Merah wajah Balaki mendengar ini dan ia
memandang kepada Cin Hai dengan mata melotot. “Biarkan hamba mengadu jiwa
dengan orang ini!” katanya kepada Yagali Khan, akan tetapi raja muda itu sambil
tersenyum lalu berkata,
“Bukan kau lawannya, Balaki.” Lalu ia menyuruh
pendeta Jubah Merah yang rambutnya putih itu dalam bahasa Mongol. Pendeta itu
tersenyum, berdiri lalu membongkokkan tubuhnya dalam-dalam di depan
junjungannya, kemudian ia menghampiri Cin Hai yang sudah siap.
“Anak muda,” katanya dengan suara yang halus
dan dalam bahasa Han yang kaku, “siapakah namamu? Aku tidak biasa menewaskan
seorang tanpa mengenal namanya.”
Biarpun kata-kata ini diucapkan dengan suara
halus, namun mengandung pandangan yang merendahkan sekali. Cin Hai tertawa dan
menjawab,
“Agaknya kau telah yakin benar bahwa aku pasti
akan tewas di dalam tanganmu! Namaku adalah Sie Cin Hai atau kau boleh saja
sebut aku sebagai Pendekar Bodoh karena nama inilah yang dikenal oleh
orang-orang yang menjadi lawanku. Pakaianmu mengingatkan aku akan Pangeran
Vayami. Agaknya kau sepaham dengan dia.”
“Vayami bukan apa-apaku, jangan kau ngaco! Aku
adalah pendeta tinggi dari Sakia Buddha dan disebut Thai Kek Losu. Anak muda,
apakah benar kau berani menerima tantangan ini? Ketahuilah, bahwa sekali Thai
Kek Losu turun tangan, biasanya pasti akan ada orang melepaskan nyawanya!”
“Thai Kek Losu, seorang laki-laki kalau sudah
mengeluarkan kata-kata, biar sampai mati pun takkan menelan kembali kata-kata
itu. Aku telah menerima tantangan ini dan tentu saja akan kuhadapi sampai
akhir. Adapun tentang mati, siapakah orangnya yang akhirnya takkan mati? Hanya
bedanya, ada orang mati seperti harimau dan ada pula yang mati seperti babi. Dan
aku memilih yang pertama itu! Kau majulah!”
Oleh karena maklum bahwa lawan ini tak boleh
dipandang ringan maka Cin Hai lalu mencabut Liong-coan-kiam dari pinggangnya,
dan melintangkan pedang itu di dadanya. Thai Kek Losu tertawa bergelak
mendengar kata-kata Cin Hai itu. “Pendekar Bodoh, tidak tahunya kau mempunyai
semangat dan kegagahan juga! Bagus, bagus, kau hadapi senjataku ini yang akan
membebaskan jiwamu dari pada penderitaan hidup!”

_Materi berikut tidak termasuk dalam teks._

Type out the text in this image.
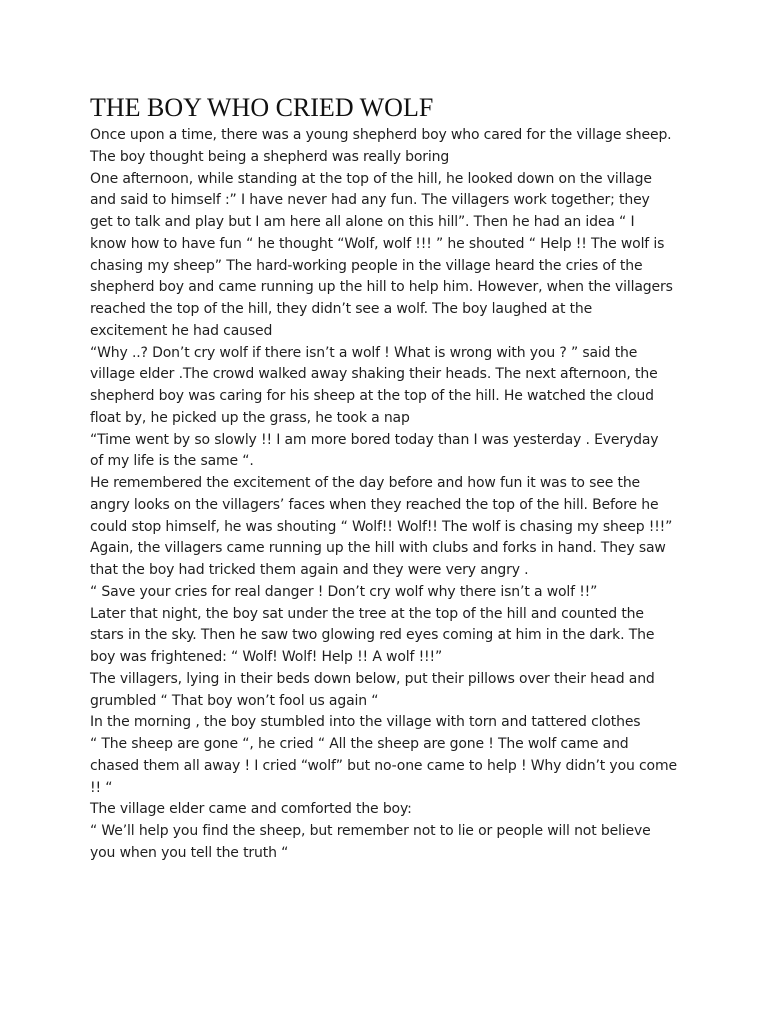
THE BOY WHO CRIED WOLF
Once upon a time, there was a young shepherd boy who cared for the village sheep.
The boy thought being a shepherd was really boring
One afternoon, while standing at the top of the hill, he looked down on the village
and said to himself :” I have never had any fun. The villagers work together; they
get to talk and play but I am here all alone on this hill”. Then he had an idea “ I
know how to have fun “ he thought “Wolf, wolf !!! ” he shouted “ Help !! The wolf is
chasing my sheep” The hard-working people in the village heard the cries of the
shepherd boy and came running up the hill to help him. However, when the villagers
reached the top of the hill, they didn’t see a wolf. The boy laughed at the
excitement he had caused
“Why ..? Don’t cry wolf if there isn’t a wolf ! What is wrong with you ? ” said the
village elder .The crowd walked away shaking their heads. The next afternoon, the
shepherd boy was caring for his sheep at the top of the hill. He watched the cloud
float by, he picked up the grass, he took a nap
“Time went by so slowly !! I am more bored today than I was yesterday . Everyday
of my life is the same “.
He remembered the excitement of the day before and how fun it was to see the
angry looks on the villagers’ faces when they reached the top of the hill. Before he
could stop himself, he was shouting “ Wolf!! Wolf!! The wolf is chasing my sheep !!!”
Again, the villagers came running up the hill with clubs and forks in hand. They saw
that the boy had tricked them again and they were very angry .
“ Save your cries for real danger ! Don’t cry wolf why there isn’t a wolf !!”
Later that night, the boy sat under the tree at the top of the hill and counted the
stars in the sky. Then he saw two glowing red eyes coming at him in the dark. The
boy was frightened: “ Wolf! Wolf! Help !! A wolf !!!”
The villagers, lying in their beds down below, put their pillows over their head and
grumbled “ That boy won’t fool us again “
In the morning , the boy stumbled into the village with torn and tattered clothes
“ The sheep are gone “, he cried “ All the sheep are gone ! The wolf came and
chased them all away ! I cried “wolf” but no-one came to help ! Why didn’t you come
!! “
The village elder came and comforted the boy:
“ We’ll help you find the sheep, but remember not to lie or people will not believe
you when you tell the truth “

Sambil berkata demikian, pendeta rambut putih
ini lalu mengeluarkan sebuah tengkorak dari dalam bajunya yang lebar. Tengkorak
ini mungkin tengkorak anak-anak, karena kecil saja dan pada leher tengkorak itu
dipasangi rantai berwarna kuning yang panjangnya kurang lebih lima kaki. Dengan
memegang ujung rantai itu, maka tengkorak yang mengerikan ini menjadi senjata
yang luar biasa sekali, senjata rantai yang berujung tengkorak!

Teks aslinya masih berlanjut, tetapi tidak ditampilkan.